Because this case involved an inter-faith couple, the media and the state, used the case to amplify the narrative that Hindu women who marry or choose to live with Muslim men are not safe. The import was that Muslim men are a threat to Hindu women in particular and the society in general. While domestic violence and even murders are not uncommon in our society and not related to the religious identity of the spouses, the Hindu right wing and the state are manipulating these cases to demonize Muslim men and undermine the agency of Hindu women. For instance, according to the National Family health Survey 5, 24.4% of married women have faced physical violence between 2019 and 2021 in Maharashtra alone. But somehow these instances of violence and in extreme cases, murders are not highlighted by the media and political leaders. Does violence occur only in inter-faith marriages and not in marriages where both spouses are from same religions? In fact honor killings are not uncommon where family members of the spouses kill both the spouses. Domestic violence is a reality in Indian society sadly which too is not spoken about.

Not surprisingly, Maharashtra which doesn’t have anti-conversion law or laws barring inter-faith marriages, constituted an ‘Intercaste/ Interfaith Marriage-Family Coordination Committee (state level)’ to gather details about couples in interfaith marriages, and maternal families of such women if they were estranged after the Shraddha Walkar case. Later the state government amended its Government Resolution, saying the task of the committee will now be limited to gathering information about interfaith marriages, and not intercaste marriages. The new GR stated that the panel had been renamed ‘Interfaith Marriage-Family Coordination Committee (state level)’ and “it was under the government’s consideration to amend the committee that was set up”. Many dub this move as a first step towards introducing a law restricting inter-faith marriages in the state.

Demolitions as a form of collective punishment:

Razing down the properties of Muslims under different pretext has been a pronounced trend in 2022 drawing criticism from various quarters. The objective of the demolitions is that Muslims should not protest and exercise their democratic rights as equal citizen of the country. Demolitions are used to intimidate the Muslim community. Though the state has justified demolitions on different occasions by citing illegality of the properties, gradually a trend is emerging where demolition of houses is couched as a punishment for other alleged crime. Such arbitrarily demolitions which do not follow any proper laid down legal procedures or laws. In fact the Supreme Court in June observed that demolitions have to be in accordance with law and cannot be retaliatory. Yet the demolitions continued with alarming frequency and in almost all the cases without prior notices.

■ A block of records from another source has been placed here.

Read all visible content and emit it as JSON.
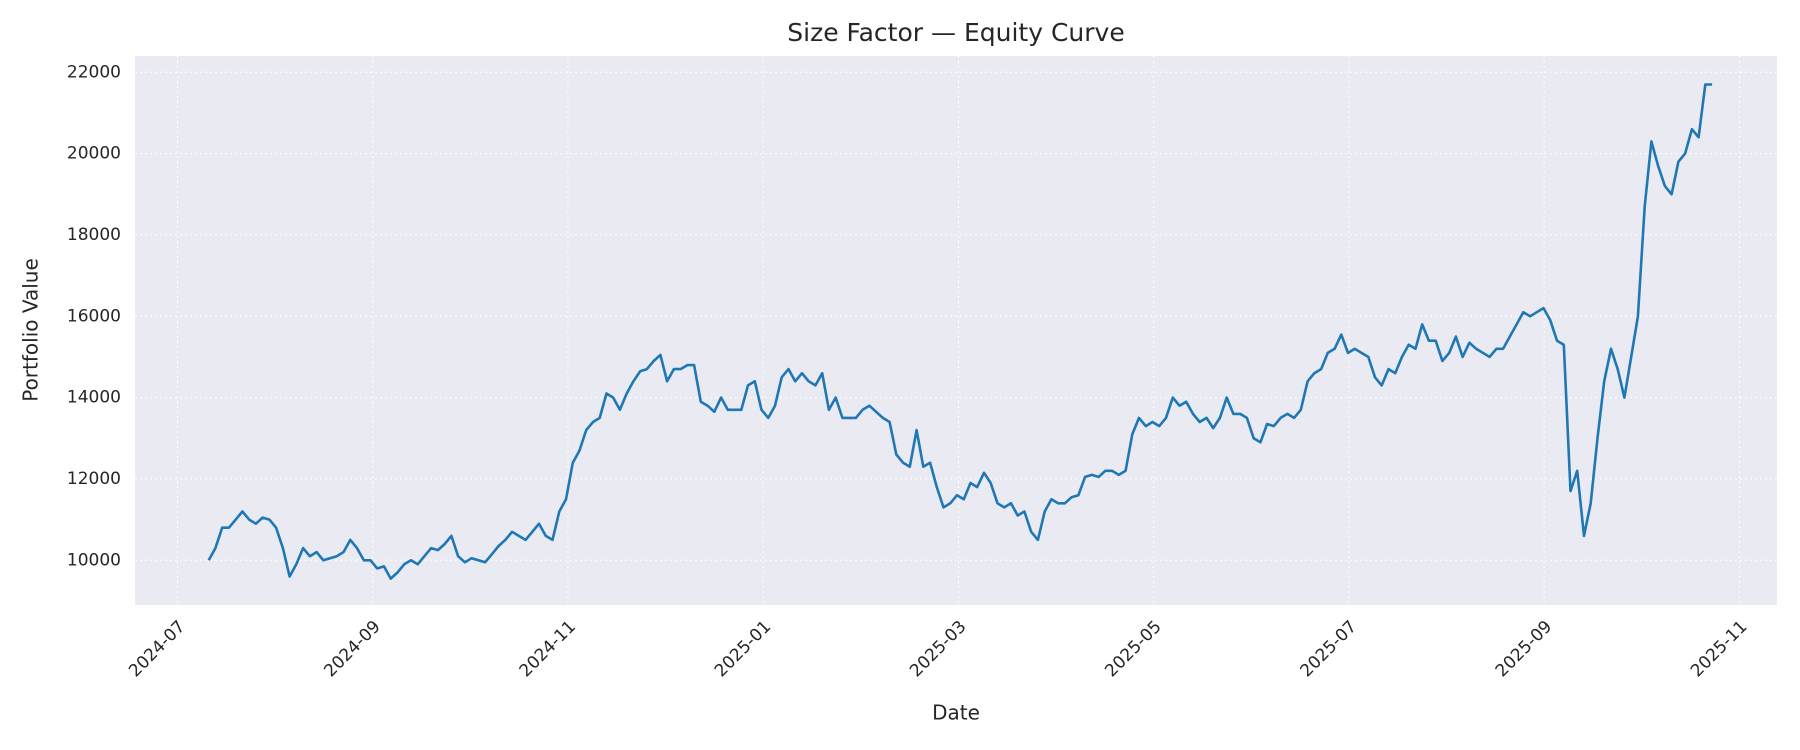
{
  "chart_data": {
    "type": "line",
    "title": "Size Factor — Equity Curve",
    "x_label": "Date",
    "y_label": "Portfolio Value",
    "color": "#1f77b4",
    "grid": true,
    "ylim": [
      8900,
      22400
    ],
    "yticks": [
      10000,
      12000,
      14000,
      16000,
      18000,
      20000,
      22000
    ],
    "xticks": [
      "2024-07",
      "2024-09",
      "2024-11",
      "2025-01",
      "2025-03",
      "2025-05",
      "2025-07",
      "2025-09",
      "2025-11"
    ],
    "values": [
      10000,
      10300,
      10800,
      10800,
      11000,
      11200,
      11000,
      10900,
      11050,
      11000,
      10800,
      10300,
      9600,
      9900,
      10300,
      10100,
      10200,
      10000,
      10050,
      10100,
      10200,
      10500,
      10300,
      10000,
      10000,
      9800,
      9850,
      9550,
      9700,
      9900,
      10000,
      9900,
      10100,
      10300,
      10250,
      10400,
      10600,
      10100,
      9950,
      10050,
      10000,
      9950,
      10150,
      10350,
      10500,
      10700,
      10600,
      10500,
      10700,
      10900,
      10600,
      10500,
      11200,
      11500,
      12400,
      12700,
      13200,
      13400,
      13500,
      14100,
      14000,
      13700,
      14100,
      14400,
      14650,
      14700,
      14900,
      15050,
      14400,
      14700,
      14700,
      14800,
      14800,
      13900,
      13800,
      13650,
      14000,
      13700,
      13700,
      13700,
      14300,
      14400,
      13700,
      13500,
      13800,
      14500,
      14700,
      14400,
      14600,
      14400,
      14300,
      14600,
      13700,
      14000,
      13500,
      13500,
      13500,
      13700,
      13800,
      13650,
      13500,
      13400,
      12600,
      12400,
      12300,
      13200,
      12300,
      12400,
      11800,
      11300,
      11400,
      11600,
      11500,
      11900,
      11800,
      12150,
      11900,
      11400,
      11300,
      11400,
      11100,
      11200,
      10700,
      10500,
      11200,
      11500,
      11400,
      11400,
      11550,
      11600,
      12050,
      12100,
      12050,
      12200,
      12200,
      12100,
      12200,
      13100,
      13500,
      13300,
      13400,
      13300,
      13500,
      14000,
      13800,
      13900,
      13600,
      13400,
      13500,
      13250,
      13500,
      14000,
      13600,
      13600,
      13500,
      13000,
      12900,
      13350,
      13300,
      13500,
      13600,
      13500,
      13700,
      14400,
      14600,
      14700,
      15100,
      15200,
      15550,
      15100,
      15200,
      15100,
      15000,
      14500,
      14300,
      14700,
      14600,
      15000,
      15300,
      15200,
      15800,
      15400,
      15400,
      14900,
      15100,
      15500,
      15000,
      15350,
      15200,
      15100,
      15000,
      15200,
      15200,
      15500,
      15800,
      16100,
      16000,
      16100,
      16200,
      15900,
      15400,
      15300,
      11700,
      12200,
      10600,
      11400,
      13000,
      14400,
      15200,
      14700,
      14000,
      15000,
      16000,
      18700,
      20300,
      19700,
      19200,
      19000,
      19800,
      20000,
      20600,
      20400,
      21700,
      21700
    ]
  }
}
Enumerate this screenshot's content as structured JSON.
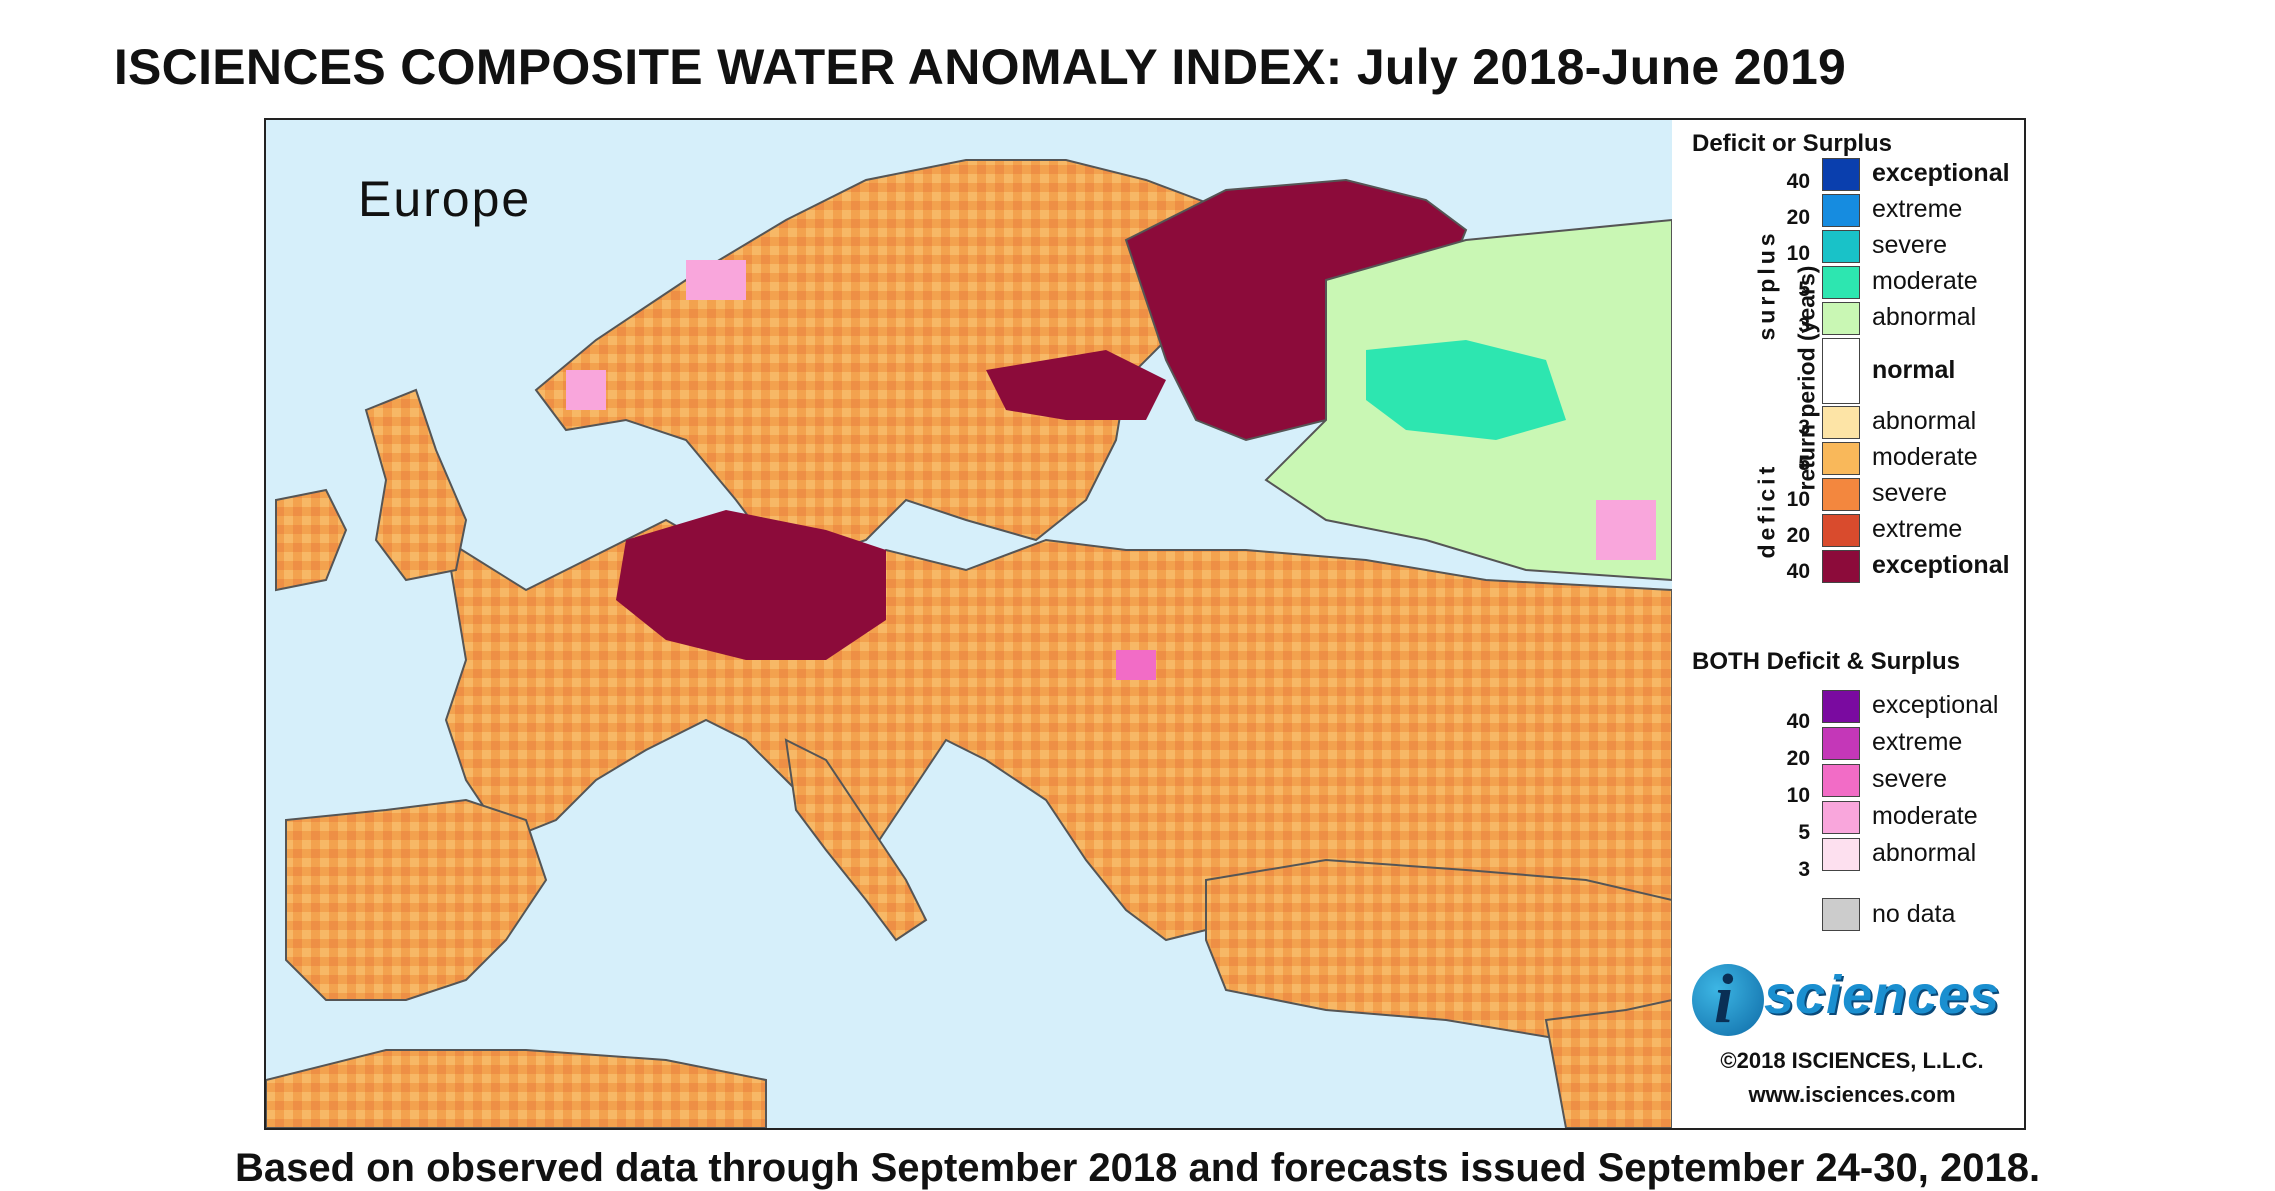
{
  "title": "ISCIENCES COMPOSITE WATER ANOMALY INDEX: July 2018-June 2019",
  "region_label": "Europe",
  "footer": "Based on observed data through September 2018 and forecasts issued September 24-30, 2018.",
  "legend": {
    "deficit_surplus_heading": "Deficit or Surplus",
    "surplus_label": "surplus",
    "deficit_label": "deficit",
    "return_period_label": "return period (years)",
    "surplus_classes": [
      {
        "label": "exceptional",
        "color": "#0a3fae",
        "bold": true
      },
      {
        "label": "extreme",
        "color": "#168ce0",
        "bold": false
      },
      {
        "label": "severe",
        "color": "#19c2c8",
        "bold": false
      },
      {
        "label": "moderate",
        "color": "#2de6b0",
        "bold": false
      },
      {
        "label": "abnormal",
        "color": "#c9f7b4",
        "bold": false
      }
    ],
    "surplus_ticks": [
      "40",
      "20",
      "10",
      "5",
      "3"
    ],
    "normal": {
      "label": "normal",
      "color": "#ffffff"
    },
    "deficit_classes": [
      {
        "label": "abnormal",
        "color": "#fde4a6",
        "bold": false
      },
      {
        "label": "moderate",
        "color": "#f9b85a",
        "bold": false
      },
      {
        "label": "severe",
        "color": "#f3873e",
        "bold": false
      },
      {
        "label": "extreme",
        "color": "#d94b2d",
        "bold": false
      },
      {
        "label": "exceptional",
        "color": "#8c0b3a",
        "bold": true
      }
    ],
    "deficit_ticks": [
      "3",
      "5",
      "10",
      "20",
      "40"
    ],
    "both_heading": "BOTH Deficit & Surplus",
    "both_classes": [
      {
        "label": "exceptional",
        "color": "#7a0aa0"
      },
      {
        "label": "extreme",
        "color": "#c437b8"
      },
      {
        "label": "severe",
        "color": "#f26cc6"
      },
      {
        "label": "moderate",
        "color": "#f9a6dc"
      },
      {
        "label": "abnormal",
        "color": "#fde0ef"
      }
    ],
    "both_ticks": [
      "40",
      "20",
      "10",
      "5",
      "3"
    ],
    "no_data": {
      "label": "no data",
      "color": "#cccccc"
    }
  },
  "logo": {
    "mark": "i",
    "text": "sciences"
  },
  "copyright": "©2018 ISCIENCES, L.L.C.",
  "url": "www.isciences.com"
}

Demolitions in 2022, mostly targeting the Muslims, were undertaken by the state after communal riots which took place on the occasion of Ram Navami in the states of Madhya Pradesh, Gujarat and Jharkhand. Demolitions were also undertaken in Delhi after the riots that took place on Hanuman Jayanti and in Uttar Pradesh after protests against Nupur Sharma and her derogatory remarks against Prophet Mohammad. Ironically, Narottam Mishra, Home Minister of Madhya Pradesh, had stated that houses from where stones were hurled will be razed down and turned into rubble (Hindustan Times, 2022). However, the local administration where the demolitions have taken place has maintained that “illegal” structures were demolished and these demolitions are not connected with the riots or protests.